Try Rookout for free

Cherre’s Stefan Thorpe – Heading Straight For The Cloud

May 08, 2022

Intro: Welcome to The Production First Mindset, a podcast where we discuss the world of building code from the lab all the way to production. We explore the tactics, methodologies, and metrics used to drive real customer value by the engineering leaders actually doing it. I’m your host, Liran Haimovitch, CTO and co-founder of Rookout.

Liran Haimovitch: Today, we’re going to be discussing the complexities of data integration. With us is Stefan Thorpe, Chief Engineering Officer at Cherre. Thank you for joining us, and welcome to the show.

Stefan Thorpe: Thank you for having me. It’s a pleasure to be here.

Liran Haimovitch: So, Stefan, tell me a little bit about yourself, who you are.

Stefan Thorpe: So, obviously, I head up an engineering department at Cherre. I’ve worked in the technology space for, well, 24-25 years now. I come from an ops background. I used to build networks, build servers, everything from laying cables to — actually, I worked on the physical building of a data center back in the UK. That was a long time ago. I was also really lucky to get involved in AWS and actually do a POC with AWS back in 2008-2009. And I knew it instantly, the cloud was exactly where I was going to go. That has brought me at the forefront of DevOps for just over a decade and a bit, nearly a decade and a half. Scaling systems is what I’ve done and what I’ve focused on. I’ve traveled the world doing it, and that’s exactly what I love doing.
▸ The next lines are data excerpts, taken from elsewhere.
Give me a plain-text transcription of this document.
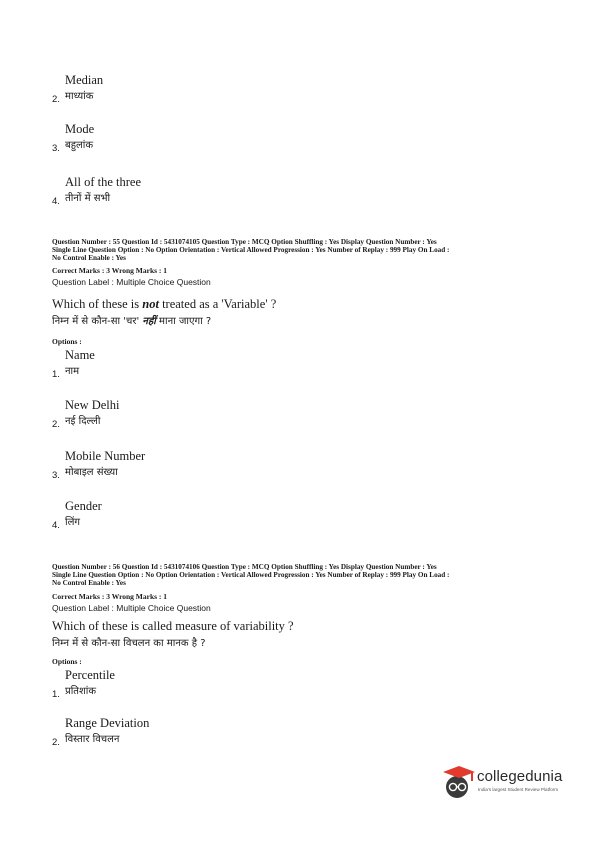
Median
माध्यांक
2.
Mode
बहुलांक
3.
All of the three
तीनों में सभी
4.
Question Number : 55 Question Id : 5431074105 Question Type : MCQ Option Shuffling : Yes Display Question Number : Yes
Single Line Question Option : No Option Orientation : Vertical Allowed Progression : Yes Number of Replay : 999 Play On Load :
No Control Enable : Yes
Correct Marks : 3 Wrong Marks : 1
Question Label : Multiple Choice Question
Which of these is not treated as a 'Variable' ?
निम्न में से कौन-सा 'चर' नहीं माना जाएगा ?
Options :
Name
नाम
1.
New Delhi
नई दिल्ली
2.
Mobile Number
मोबाइल संख्या
3.
Gender
लिंग
4.
Question Number : 56 Question Id : 5431074106 Question Type : MCQ Option Shuffling : Yes Display Question Number : Yes
Single Line Question Option : No Option Orientation : Vertical Allowed Progression : Yes Number of Replay : 999 Play On Load :
No Control Enable : Yes
Correct Marks : 3 Wrong Marks : 1
Question Label : Multiple Choice Question
Which of these is called measure of variability ?
निम्न में से कौन-सा विचलन का मानक है ?
Options :
Percentile
प्रतिशांक
1.
Range Deviation
विस्तार विचलन
2.
collegedunia
India's largest Student Review Platform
Liran Haimovitch: Awesome. Now, you mentioned you started with operations going back, as you know, data center operations, networking operations. And I have to wonder, when people think about the head of engineering, the first image that comes to mind is usually some X software engineer, somebody who writes tons of code. And I kind of have to wonder, how do you see it? How does this different background story, so to speak, make a difference or doesn’t make a difference in how you see your role?

Stefan Thorpe: It makes a difference in a number of ways. I think really, partly my view of DevOps here becomes important. Whilst I come from an ops background, I realized — and always had an interest in some of that development background as well. And especially as I started to adopt those cloud environments, the first thing I did for most companies, circa 2009-2010, was migrate them onto the cloud. Everyone was excited about the massive scale and everything else. And I was moving these Ruby applications on, maybe PHP, and then they would go, “Great, we’ve got this system that scales, but it’s now not scaling.” And what I quickly learned was, it was because we weren’t architecturing the actual software.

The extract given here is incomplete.